Hypersurveillance • Hyper in sense of surreal, not more • Baudrillard’s hyperreality - a society of images and symbols intentionally detached from reality (e.g., “war games”, real or fictional) • Not new - but IT being about the manipulation of digital artefacts makes it all the easier and faster • Examples?
Surveillance in Organizations (Zuboff) • Nation-state - organizational command of information for national interests (e.g., current concern over passports) • Bureaucracy - IT can streamline and further centralize organizational power and broaden control in real time - e.g., “dashboards” for information monitoring, tying into Blackberrys for 24/7 surveillance
Organizations (2) • Technique - IT at all levels - e.g., some KM folk who insist anything that can be digitized must be - to what effect? • Political economy - usually those making these decisions are in positions of power, and decisions done to sustain or maximiize power and control
Implications on Organization • Database “takes on a life of its own” -grassroots intelligence marginalized, actions taken on trends vs. actual data • Expertise concentrates - even former white-collar jobs involve “acting-on” vs. “acting with” (and thus subsequently downsized…) • But - eventually consumes itself (e.g., failures of US intelligence pre 9/11 - lots of technology, very little sense of what was going on…)

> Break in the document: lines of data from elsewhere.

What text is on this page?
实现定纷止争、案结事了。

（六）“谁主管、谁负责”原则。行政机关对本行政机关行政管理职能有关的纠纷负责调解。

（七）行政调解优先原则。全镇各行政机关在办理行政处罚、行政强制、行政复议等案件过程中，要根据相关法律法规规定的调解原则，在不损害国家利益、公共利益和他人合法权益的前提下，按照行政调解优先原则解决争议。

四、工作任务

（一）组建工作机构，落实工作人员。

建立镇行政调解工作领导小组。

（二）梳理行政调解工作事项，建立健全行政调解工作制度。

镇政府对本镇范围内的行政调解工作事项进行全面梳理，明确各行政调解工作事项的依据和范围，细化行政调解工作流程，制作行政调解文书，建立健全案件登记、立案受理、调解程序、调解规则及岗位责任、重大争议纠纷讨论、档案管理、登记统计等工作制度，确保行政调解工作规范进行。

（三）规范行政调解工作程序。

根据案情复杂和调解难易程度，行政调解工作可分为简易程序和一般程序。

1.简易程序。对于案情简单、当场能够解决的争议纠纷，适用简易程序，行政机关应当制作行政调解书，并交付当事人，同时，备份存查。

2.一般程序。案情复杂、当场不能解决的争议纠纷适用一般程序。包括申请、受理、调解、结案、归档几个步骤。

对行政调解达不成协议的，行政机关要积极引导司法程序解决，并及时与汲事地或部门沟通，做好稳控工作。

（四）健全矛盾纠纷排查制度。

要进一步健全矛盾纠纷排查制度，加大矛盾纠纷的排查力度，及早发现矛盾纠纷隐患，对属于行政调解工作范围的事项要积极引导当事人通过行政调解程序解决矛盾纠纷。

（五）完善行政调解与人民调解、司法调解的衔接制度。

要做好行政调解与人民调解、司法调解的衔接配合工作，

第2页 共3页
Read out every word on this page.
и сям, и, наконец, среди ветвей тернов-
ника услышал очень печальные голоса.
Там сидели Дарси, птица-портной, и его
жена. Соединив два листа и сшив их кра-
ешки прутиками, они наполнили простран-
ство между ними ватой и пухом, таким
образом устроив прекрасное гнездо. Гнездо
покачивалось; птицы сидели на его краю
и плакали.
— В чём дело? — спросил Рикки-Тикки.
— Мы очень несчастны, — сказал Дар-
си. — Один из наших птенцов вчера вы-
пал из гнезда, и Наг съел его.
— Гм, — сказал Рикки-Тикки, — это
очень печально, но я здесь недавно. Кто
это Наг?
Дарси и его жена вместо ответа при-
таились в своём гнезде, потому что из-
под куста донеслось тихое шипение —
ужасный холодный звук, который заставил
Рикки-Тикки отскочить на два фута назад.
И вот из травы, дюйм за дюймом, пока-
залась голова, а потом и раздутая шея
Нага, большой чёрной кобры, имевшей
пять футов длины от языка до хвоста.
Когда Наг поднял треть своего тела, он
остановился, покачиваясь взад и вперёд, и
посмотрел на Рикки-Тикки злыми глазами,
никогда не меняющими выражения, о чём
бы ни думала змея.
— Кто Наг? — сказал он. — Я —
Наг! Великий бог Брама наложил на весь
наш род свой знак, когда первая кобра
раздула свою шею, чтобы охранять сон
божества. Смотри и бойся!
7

Revenge of simulacra • Simulation and hyperreality - we might be monitoring things that aren’t really there • Data integration and sense-making - having information is one thing, making sense of it is another (and underfunded) • Identity confusion - phishing, pharming, identity theft, other manipulations of data?
“Returning the body” • Personhood important - hypersurveillance and globalization aside, we need food, shelter, communication, love, and other mundane things technology still imitates badly • Limitations on omnipresence and perfect control - we might not be good at playing God • Politics and surveillance as joint concern - commitment to sniffing out abuses of surveillance and awareness of its limitations and benefits • Zuboff and organizational learning - information as collective good
Learning Journal #4 • Have you experienced a situation where external information about you has directly influenced your interaction with society? To what effect? How did you deal with this?